Despite President Joe Biden’s warning there would be “voter suppression and election subversion” in Georgia in the 2022 midterm elections, a University of Georgia survey shows Black voters rate the voting experience very positively.
Biden’s claims during his January 11, 2022 speech in Atlanta, Georgia were demonstrably dubious, even at the time, National Review recalls:
“About a year ago, President Biden gave a speech in Georgia in which he compared Republicans to segregationists and said that Georgia state politicians were implementing ‘Jim Crow 2.0’ through ‘voter suppression and election subversion.’
“As NR said at the time, the speech was disgraceful. As Ryan Mills noted a few days later, black voter registration had been increasing for years under Republican-controlled state government. As Georgia secretary of state Brad Raffensperger wrote for NR in May, all the data on early voting showed that Georgia’s election reforms had not reduced turnout. As Mills wrote in November, the 2022 elections had the highest ever turnout for a midterm cycle in Georgia history.”

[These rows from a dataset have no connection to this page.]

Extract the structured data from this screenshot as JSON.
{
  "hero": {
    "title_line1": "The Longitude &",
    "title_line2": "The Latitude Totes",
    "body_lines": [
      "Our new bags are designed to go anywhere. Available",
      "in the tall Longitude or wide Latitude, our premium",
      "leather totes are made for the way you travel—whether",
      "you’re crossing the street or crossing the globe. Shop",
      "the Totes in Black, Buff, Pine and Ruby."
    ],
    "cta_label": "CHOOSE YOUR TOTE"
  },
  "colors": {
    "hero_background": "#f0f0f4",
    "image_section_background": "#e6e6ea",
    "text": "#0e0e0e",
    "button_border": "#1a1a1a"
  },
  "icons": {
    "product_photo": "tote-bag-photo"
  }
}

Results of the University of Georgia’s survey of 1,253 Georgia voters, conducted November 13-Decmber 6, 2022, also appear to belie Biden’s accusations:
- 99.5% of Blacks said they did not have a problem voting.
- 99.4% of Blacks said that felt safe while to vote at a polling place.
- 72.6% rated their personal voting experience “excellent,” while 0% thought it was “poor.”
- Nearly three times as many said it was easier cast their ballots (19.1%) as said it was harder (6.9%), compared to 2022.
- Just 0.8% rated the job performance of their county’s election officials poor, while 57.8% said it was excellent.